Printing Computers

Behold the FIBIAC! Its loud! It computes! It uses actual punch
cards!  This is my first working incarnation of an idea for a simple
electromechanical computer I've been playing around with for the last
few years. I was initially looking for a practical project to bolster
my non-existent mechanical engineering skills ... it turns out an
electromechanical computer is not actually a great `starter' project
for someone who's never built anything with moving parts before, but it
seems to have worked out well enough.

(... ) 

The heart of the machine is bank of electromechanical counters
that make up its memory. Each of the three registers is an identical
odometer-style, 3-digit, base-10 counter.
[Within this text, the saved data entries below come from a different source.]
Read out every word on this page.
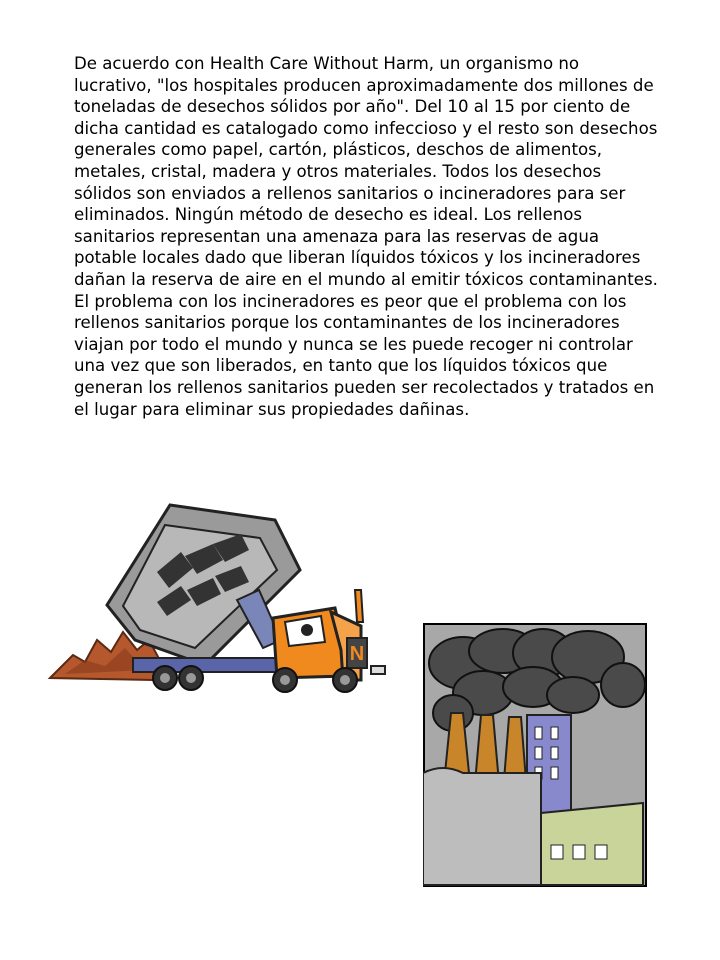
De acuerdo con Health Care Without Harm, un organismo no
lucrativo, "los hospitales producen aproximadamente dos millones de
toneladas de desechos sólidos por año". Del 10 al 15 por ciento de
dicha cantidad es catalogado como infeccioso y el resto son desechos
generales como papel, cartón, plásticos, deschos de alimentos,
metales, cristal, madera y otros materiales. Todos los desechos
sólidos son enviados a rellenos sanitarios o incineradores para ser
eliminados. Ningún método de desecho es ideal. Los rellenos
sanitarios representan una amenaza para las reservas de agua
potable locales dado que liberan líquidos tóxicos y los incineradores
dañan la reserva de aire en el mundo al emitir tóxicos contaminantes.
El problema con los incineradores es peor que el problema con los
rellenos sanitarios porque los contaminantes de los incineradores
viajan por todo el mundo y nunca se les puede recoger ni controlar
una vez que son liberados, en tanto que los líquidos tóxicos que
generan los rellenos sanitarios pueden ser recolectados y tratados en
el lugar para eliminar sus propiedades dañinas.
N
A partially-toothed gear that
straddles consecutive digits serves as a carry mechanism. The registers
can be extended to arbitrary precision by just adding more digit wheels.
Stepping the motor in one direction increments the counter, the other
decrements it. Each digit-wheel also has a tiny magnet embedded in the
face of it which trips a reed-switch whenever the digit is set to zero.
All three reed-switches for the counter are wired in series, so that
a signal gets grounded when the counter is set to 0-0-0. By means of
punched-holes, I can select which register is connected to the system-wide
`zero-detect' signal that triggers the end of the current instruction.